Final answer:
The correct equation of the parabola with the given x-intercept, y-intercept, and vertex is Option A: y = (x - 4)^2 - 3. The value of 'a' is found by substituting the x-intercept into the vertex form of the equation, yielding a positive coefficient and an upward-facing parabola.
Step-by-step explanation:
The equation of a parabola with a vertex at (4, -3) and the symmetry axis being vertical can be written in the form y = a(x - h)^2 + k, where (h, k) is the vertex of the parabola. Since the vertex is given as (4, -3), we substitute h and k to get the equation y = a(x - 4)^2 - 3. Now, given that one x-intercept is at (8, 0), we can plug these values into our equation to find the value of a.

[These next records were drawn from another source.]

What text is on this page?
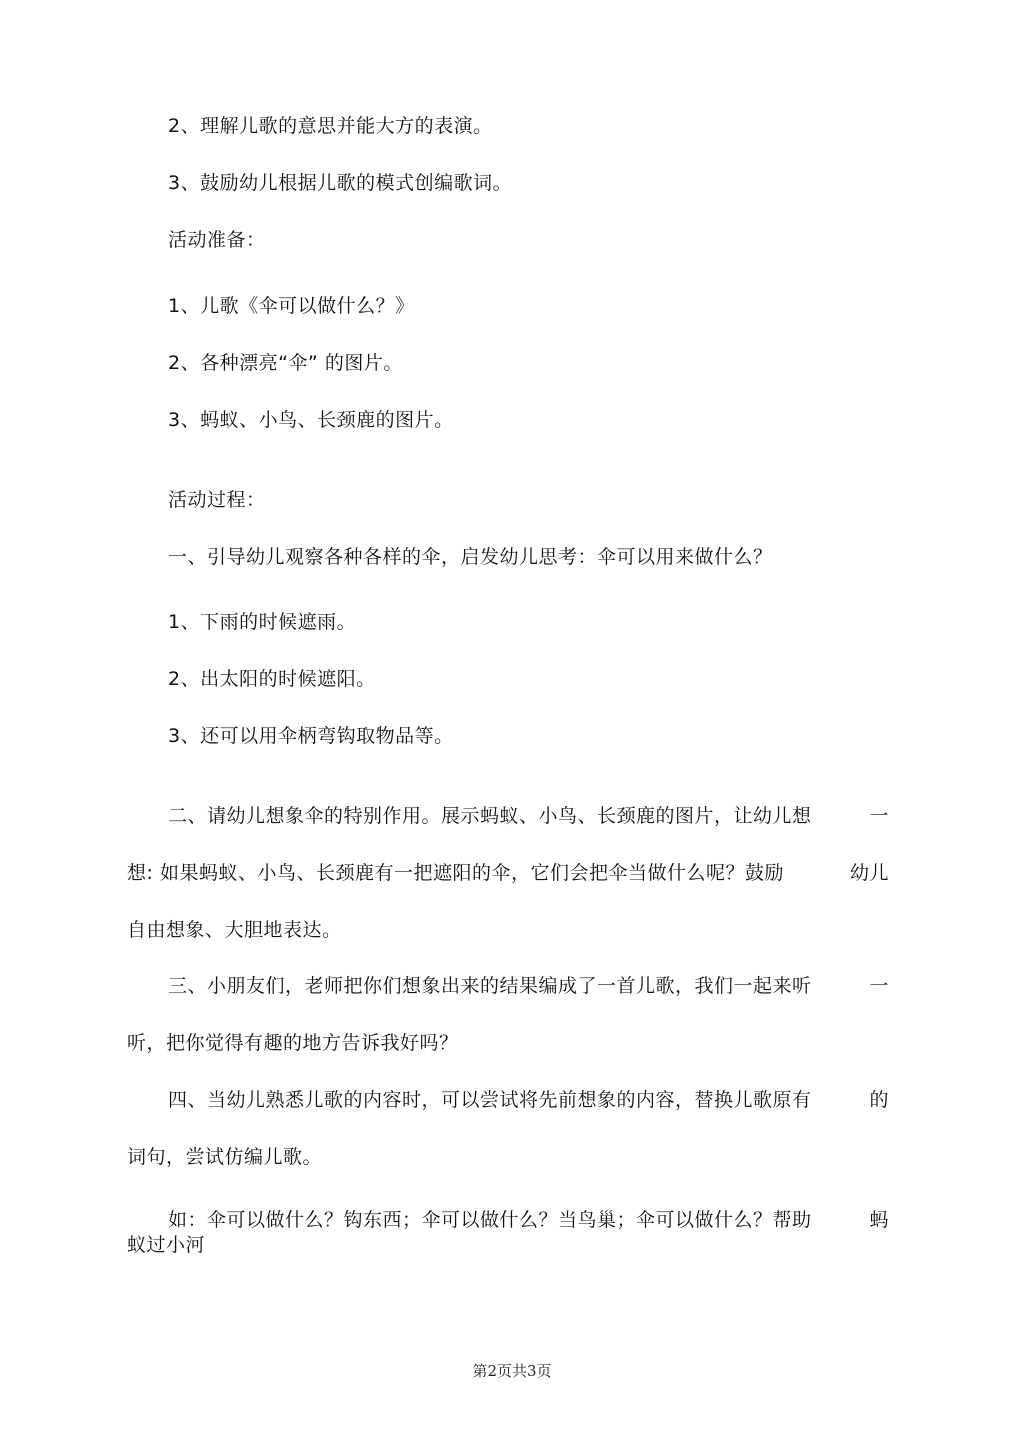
2、理解儿歌的意思并能大方的表演。
3、鼓励幼儿根据儿歌的模式创编歌词。
活动准备：
1、儿歌《伞可以做什么？》
2、各种漂亮“伞” 的图片。
3、蚂蚁、小鸟、长颈鹿的图片。
活动过程：
一、引导幼儿观察各种各样的伞，启发幼儿思考：伞可以用来做什么？
1、下雨的时候遮雨。
2、出太阳的时候遮阳。
3、还可以用伞柄弯钩取物品等。
二、请幼儿想象伞的特别作用。展示蚂蚁、小鸟、长颈鹿的图片，让幼儿想	一
想: 如果蚂蚁、小鸟、长颈鹿有一把遮阳的伞，它们会把伞当做什么呢？鼓励	幼儿
自由想象、大胆地表达。
三、小朋友们，老师把你们想象出来的结果编成了一首儿歌，我们一起来听	一
听，把你觉得有趣的地方告诉我好吗？
四、当幼儿熟悉儿歌的内容时，可以尝试将先前想象的内容，替换儿歌原有	的
词句，尝试仿编儿歌。
如：伞可以做什么？钩东西；伞可以做什么？当鸟巢；伞可以做什么？帮助	蚂
蚁过小河
第2页共3页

We get:
0 = a(8 - 4)^2 - 3
0 = 16a - 3
16a = 3
a = 3/16
Because the coefficient a is positive, the parabola opens upwards, and since it includes the y-intercept (0,0), the equation could not have a negative coefficient before the squared term, as it would not cross the y-axis there.
Thus, the correct equation of the parabola is Option A: y = (x - 4)^2 - 3, which can be written as y = (3/16)(x - 4)^2 - 3 when the value of 'a' is included.